The loss of both Håland and Minamino have meant that the younger charges of Salzburg have had to step up. Kids that weren’t expected to grow into a role until at least 2020-21 are now being asked to hold off a stern title challenge from LASK. For his part, Jesse Marsch moved from 4-4-2 to a slightly different 4-3-1-2 in the immediate aftermath of their departure. Only to return back to the familiar 4-4-2 in the cup final victory. Patson Daka remains in the strike team, but his partner is now South Korean international Hee-Chan Hwang. The two have struggled to find goals in the same way that they had in the past. Okugawa has also been put into a more attack midfield than winger role, leaving his former slot to be taken up by Ghanaian youth international Majeed Ashimeru who has been more comfortable as a defensive midfielder rather than being committed to the attack.

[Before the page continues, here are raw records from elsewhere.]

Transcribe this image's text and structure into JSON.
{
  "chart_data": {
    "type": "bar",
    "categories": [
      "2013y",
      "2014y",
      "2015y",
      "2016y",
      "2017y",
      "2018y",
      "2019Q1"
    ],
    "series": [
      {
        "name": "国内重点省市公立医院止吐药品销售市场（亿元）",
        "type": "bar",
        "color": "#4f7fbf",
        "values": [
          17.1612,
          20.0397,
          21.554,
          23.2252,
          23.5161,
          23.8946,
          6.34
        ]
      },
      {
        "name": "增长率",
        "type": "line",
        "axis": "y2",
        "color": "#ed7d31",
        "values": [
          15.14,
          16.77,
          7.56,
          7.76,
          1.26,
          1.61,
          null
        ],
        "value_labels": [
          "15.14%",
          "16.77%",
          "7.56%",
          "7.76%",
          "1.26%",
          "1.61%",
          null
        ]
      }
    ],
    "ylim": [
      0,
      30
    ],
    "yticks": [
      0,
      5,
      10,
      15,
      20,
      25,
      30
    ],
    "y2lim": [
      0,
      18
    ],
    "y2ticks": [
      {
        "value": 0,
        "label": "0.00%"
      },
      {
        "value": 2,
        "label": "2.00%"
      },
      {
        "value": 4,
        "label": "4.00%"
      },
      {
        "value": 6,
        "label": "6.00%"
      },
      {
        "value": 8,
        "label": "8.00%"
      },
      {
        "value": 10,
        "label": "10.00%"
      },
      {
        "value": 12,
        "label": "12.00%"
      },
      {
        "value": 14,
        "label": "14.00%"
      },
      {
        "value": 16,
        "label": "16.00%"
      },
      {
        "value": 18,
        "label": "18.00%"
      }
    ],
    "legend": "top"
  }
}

FC Red Bull Salzburg v SK Puntigamer Sturm Graz - tipico Bundesliga
Red Bull Salzburg forward Patson Daka
Photo by Chris Bauer/SEPA.Media /Getty Images

For Salzburg, doubles are the expectation. Since the Red Bull takeover the club has won the domestic double six times. They’ve won the league ten times since the takeover as well, and Red Bull are well within their rights to demand an eleventh title in addition to the Austrian Cup. Salzburg are expecting Marsch to sort things out even after losing two vital parts of his team, especially with the long windows in between the sales. The truth of the matter is that Marsch should been expected to have developed a style or a rapport with the players he has in order to see out the season and put Salzburg in as good a position as possible to return to UCL. For all the success that Jesse managed to achieve while in UEFA Champions League, he wasn’t the boy who brought them to the dance. That was the charge of Salzburg’s last manager Marco Rose, current in charge of Borussia Mönchengladbach. Rose won not only a double in 2018-19, but the Bundesliga in 2017-18 and the UEFA Youth League in 2016-17 with Salzburg’s youth side. These are formidable shoes that Jesse is not just expected to fill, but surpass.

With only league games and no more European distractions, Jesse Marsch has ten games left to weather this storm. Including a poignant game to close out the season against LASK, the team which just had to forfeit their lead at the top of the table. Salzburg return to action on the 3rd of June against Rapid Wien as they endeavor to close out the season with their seventh domestic double since the Red Bull takeover.